Unfortunately, the covers found here of Beck's "Golden Age" and Radiohead's "Knives Out" are much less interesting, except as a reminder that Wayne Coyne's warbly voice is better suited to those songs he writes for himself. Both stick rather closely to the original artists' arrangements and seem to serve mainly as tributes.
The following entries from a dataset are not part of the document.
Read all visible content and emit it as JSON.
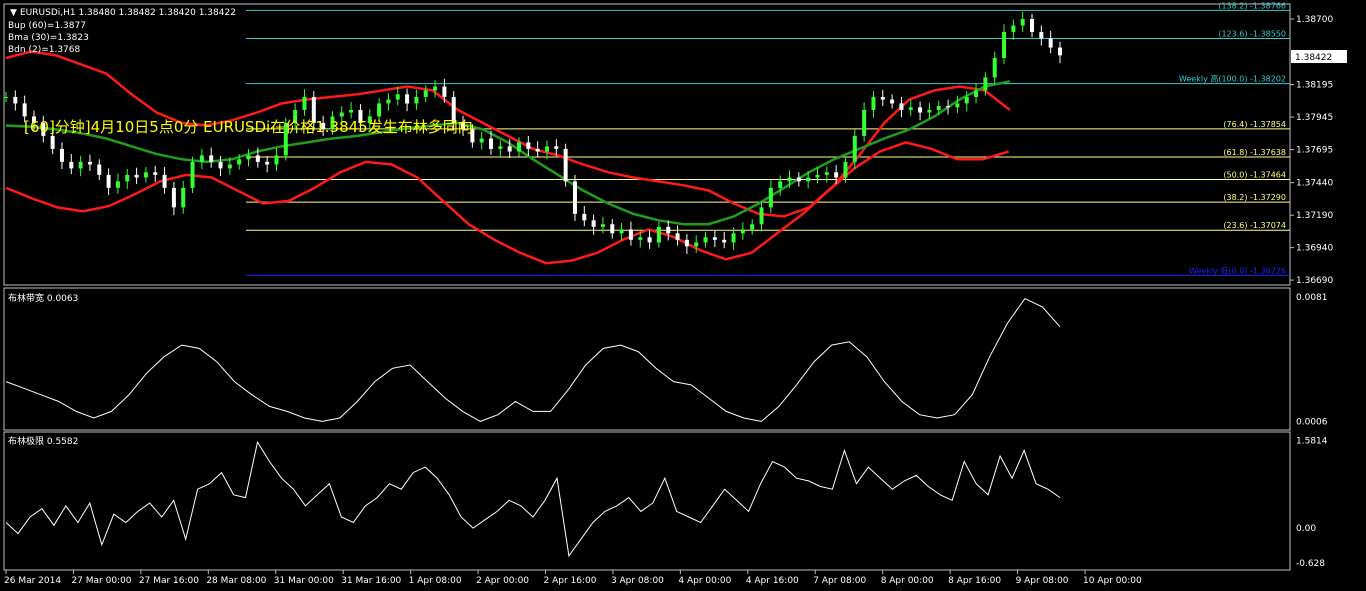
{
  "window": {
    "symbol_line": "EURUSDi,H1  1.38480 1.38482 1.38420 1.38422",
    "indicators": [
      "Bup (60)=1.3877",
      "Bma (30)=1.3823",
      "Bdn (2)=1.3768"
    ],
    "alert_text": "[60]分钟]4月10日5点0分  EURUSDi在价格1.3845发生布林多同向",
    "current_price": "1.38422"
  },
  "colors": {
    "background": "#000000",
    "grid_frame": "#c0c0c0",
    "fib": "#ffff80",
    "fib_top": "#33cccc",
    "weekly_low": "#2020ff",
    "bull_candle": "#33ff33",
    "bear_candle": "#ffffff",
    "band_outer": "#ff1a1a",
    "band_mid": "#1f9e1f",
    "indicator_line": "#ffffff",
    "alert": "#ffff00"
  },
  "chart_data": {
    "type": "line",
    "symbol": "EURUSDi",
    "timeframe": "H1",
    "main_panel": {
      "price_ticks": [
        "1.38700",
        "1.38195",
        "1.37945",
        "1.37695",
        "1.37440",
        "1.37190",
        "1.36940",
        "1.36690"
      ],
      "ylim": [
        1.3666,
        1.388
      ],
      "fib_levels": [
        {
          "label": "(138.2) -1.38766",
          "value": 1.38766,
          "style": "top"
        },
        {
          "label": "(123.6) -1.38550",
          "value": 1.3855,
          "style": "top"
        },
        {
          "label": "Weekly 高(100.0) -1.38202",
          "value": 1.38202,
          "style": "top"
        },
        {
          "label": "(76.4) -1.37854",
          "value": 1.37854,
          "style": "fib"
        },
        {
          "label": "(61.8) -1.37638",
          "value": 1.37638,
          "style": "fib"
        },
        {
          "label": "(50.0) -1.37464",
          "value": 1.37464,
          "style": "fib"
        },
        {
          "label": "(38.2) -1.37290",
          "value": 1.3729,
          "style": "fib"
        },
        {
          "label": "(23.6) -1.37074",
          "value": 1.37074,
          "style": "fib"
        },
        {
          "label": "Weekly 低(0.0) -1.36726",
          "value": 1.36726,
          "style": "weekly_low"
        }
      ],
      "close_series": [
        1.381,
        1.3805,
        1.3795,
        1.379,
        1.378,
        1.377,
        1.376,
        1.3755,
        1.376,
        1.3758,
        1.375,
        1.374,
        1.3745,
        1.375,
        1.3748,
        1.3752,
        1.375,
        1.374,
        1.3725,
        1.374,
        1.376,
        1.3765,
        1.376,
        1.3755,
        1.3758,
        1.3762,
        1.3765,
        1.376,
        1.3758,
        1.3765,
        1.379,
        1.38,
        1.381,
        1.379,
        1.3785,
        1.3795,
        1.3798,
        1.38,
        1.379,
        1.3795,
        1.3805,
        1.3808,
        1.3812,
        1.3805,
        1.381,
        1.3815,
        1.3818,
        1.381,
        1.379,
        1.3785,
        1.3775,
        1.3778,
        1.377,
        1.3772,
        1.3768,
        1.3775,
        1.377,
        1.3768,
        1.3772,
        1.377,
        1.3745,
        1.372,
        1.3715,
        1.371,
        1.3712,
        1.3705,
        1.3708,
        1.37,
        1.3702,
        1.3698,
        1.371,
        1.3705,
        1.37,
        1.3695,
        1.3698,
        1.3702,
        1.37,
        1.3698,
        1.3705,
        1.3708,
        1.3712,
        1.3725,
        1.374,
        1.3745,
        1.3748,
        1.3745,
        1.3748,
        1.375,
        1.3752,
        1.3748,
        1.376,
        1.378,
        1.38,
        1.381,
        1.3808,
        1.3805,
        1.38,
        1.3802,
        1.3798,
        1.38,
        1.3803,
        1.3802,
        1.3805,
        1.381,
        1.3815,
        1.3825,
        1.384,
        1.386,
        1.3865,
        1.387,
        1.386,
        1.3855,
        1.3848,
        1.3842
      ],
      "bands": {
        "upper": [
          1.384,
          1.3845,
          1.3842,
          1.3835,
          1.3828,
          1.3812,
          1.3798,
          1.379,
          1.3788,
          1.3792,
          1.3798,
          1.3805,
          1.3808,
          1.381,
          1.3812,
          1.3815,
          1.3818,
          1.3815,
          1.38,
          1.379,
          1.378,
          1.377,
          1.3765,
          1.3758,
          1.3752,
          1.3748,
          1.3745,
          1.3742,
          1.3738,
          1.3728,
          1.372,
          1.3718,
          1.3725,
          1.3742,
          1.3765,
          1.379,
          1.3808,
          1.3815,
          1.3818,
          1.3815,
          1.38,
          null,
          null
        ],
        "middle": [
          1.3788,
          1.3787,
          1.3785,
          1.3782,
          1.3778,
          1.3772,
          1.3766,
          1.3762,
          1.376,
          1.3762,
          1.3768,
          1.3772,
          1.3775,
          1.3778,
          1.378,
          1.3783,
          1.3786,
          1.3788,
          1.379,
          1.3785,
          1.3775,
          1.3762,
          1.375,
          1.3738,
          1.3728,
          1.372,
          1.3715,
          1.3712,
          1.3712,
          1.3718,
          1.3728,
          1.374,
          1.3752,
          1.3762,
          1.377,
          1.3778,
          1.3785,
          1.3795,
          1.3808,
          1.3818,
          1.3822,
          null,
          null
        ],
        "lower": [
          1.374,
          1.3732,
          1.3725,
          1.3722,
          1.3726,
          1.3735,
          1.3745,
          1.375,
          1.3748,
          1.3738,
          1.3728,
          1.373,
          1.374,
          1.3752,
          1.376,
          1.3758,
          1.3748,
          1.373,
          1.3712,
          1.37,
          1.369,
          1.3682,
          1.3684,
          1.369,
          1.37,
          1.3708,
          1.3702,
          1.3692,
          1.3685,
          1.369,
          1.3705,
          1.372,
          1.3738,
          1.3755,
          1.3768,
          1.3775,
          1.377,
          1.3762,
          1.3762,
          1.3768,
          null,
          null
        ]
      }
    },
    "bandwidth_panel": {
      "label": "布林带宽 0.0063",
      "ticks": [
        "0.0081",
        "0.0006"
      ],
      "ylim": [
        0.0002,
        0.0084
      ],
      "values": [
        0.003,
        0.0026,
        0.0022,
        0.0018,
        0.0012,
        0.0008,
        0.0012,
        0.0022,
        0.0035,
        0.0045,
        0.0052,
        0.005,
        0.0042,
        0.003,
        0.0022,
        0.0015,
        0.0012,
        0.0008,
        0.0006,
        0.0008,
        0.0018,
        0.003,
        0.0038,
        0.004,
        0.003,
        0.002,
        0.0012,
        0.0006,
        0.001,
        0.0018,
        0.0012,
        0.0012,
        0.0025,
        0.004,
        0.005,
        0.0052,
        0.0048,
        0.0038,
        0.003,
        0.0028,
        0.002,
        0.0012,
        0.0008,
        0.0006,
        0.0015,
        0.0028,
        0.0042,
        0.0052,
        0.0054,
        0.0045,
        0.003,
        0.0018,
        0.001,
        0.0008,
        0.001,
        0.0022,
        0.0045,
        0.0065,
        0.008,
        0.0075,
        0.0063
      ]
    },
    "extreme_panel": {
      "label": "布林极限 0.5582",
      "ticks": [
        "1.5814",
        "0.00",
        "-0.628"
      ],
      "ylim": [
        -0.72,
        1.66
      ],
      "values": [
        0.1,
        -0.1,
        0.2,
        0.35,
        0.05,
        0.4,
        0.1,
        0.45,
        -0.3,
        0.25,
        0.1,
        0.3,
        0.45,
        0.2,
        0.5,
        -0.2,
        0.7,
        0.8,
        1.0,
        0.6,
        0.55,
        1.55,
        1.2,
        0.9,
        0.7,
        0.4,
        0.6,
        0.8,
        0.2,
        0.1,
        0.4,
        0.55,
        0.8,
        0.7,
        1.0,
        1.1,
        0.9,
        0.6,
        0.2,
        0.0,
        0.15,
        0.3,
        0.5,
        0.4,
        0.2,
        0.5,
        0.9,
        -0.5,
        -0.2,
        0.1,
        0.3,
        0.4,
        0.55,
        0.3,
        0.45,
        0.9,
        0.3,
        0.2,
        0.1,
        0.4,
        0.7,
        0.5,
        0.3,
        0.8,
        1.2,
        1.1,
        0.9,
        0.85,
        0.75,
        0.7,
        1.4,
        0.8,
        1.1,
        0.9,
        0.7,
        0.85,
        0.95,
        0.75,
        0.6,
        0.5,
        1.2,
        0.8,
        0.6,
        1.3,
        0.9,
        1.4,
        0.8,
        0.7,
        0.55
      ]
    },
    "x_tick_labels": [
      "26 Mar 2014",
      "27 Mar 00:00",
      "27 Mar 16:00",
      "28 Mar 08:00",
      "31 Mar 00:00",
      "31 Mar 16:00",
      "1 Apr 08:00",
      "2 Apr 00:00",
      "2 Apr 16:00",
      "3 Apr 08:00",
      "4 Apr 00:00",
      "4 Apr 16:00",
      "7 Apr 08:00",
      "8 Apr 00:00",
      "8 Apr 16:00",
      "9 Apr 08:00",
      "10 Apr 00:00"
    ]
  }
}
These are followed by a pleasant diversion, a nine-minute remix of "Do You Realize?" that carries the parenthetical subtitle "Scott Hardkiss Floating in Space Version." And it does float nicely, with the original's guitar strum and drum beats replaced by a house-style beatbox, preserving the string and bell sounds while fleshing them out with additional electronic flourishes. "The Strange Design of Conscience" continues this foray into the dance-pop realm, with the downbeat, accusatory lyrics, simplistic synthesizer parts, and tentative guitar picks and strums strongly echoing New Order(!) at every turn.

And last comes the big, happy, country-tinged closer, "Thank You Jack White (For the Fiber Optic Jesus That You Gave Me)," a rambling narrative about how the White Stripes front man bestowed the item under discussion upon Wayne Coyne, and the beneficial effects it had upon him and his entire neighborhood. It's a wonderfully inconsequential goof that reminds us that, for all the earnestness of their recent albums, the Flaming Lips still possess the perverse sense of humor that marked a fair bit of their earlier recordings.

On balance, the Fight Test EP is a mixed bag of tricks and treats. If you approach it hoping for a mini-album equal to The Soft Bulletin or Yoshimi.... you're likely to come away disappointed. But as a collection of curios for hardcore Lips fans, it has some very satisfying moments.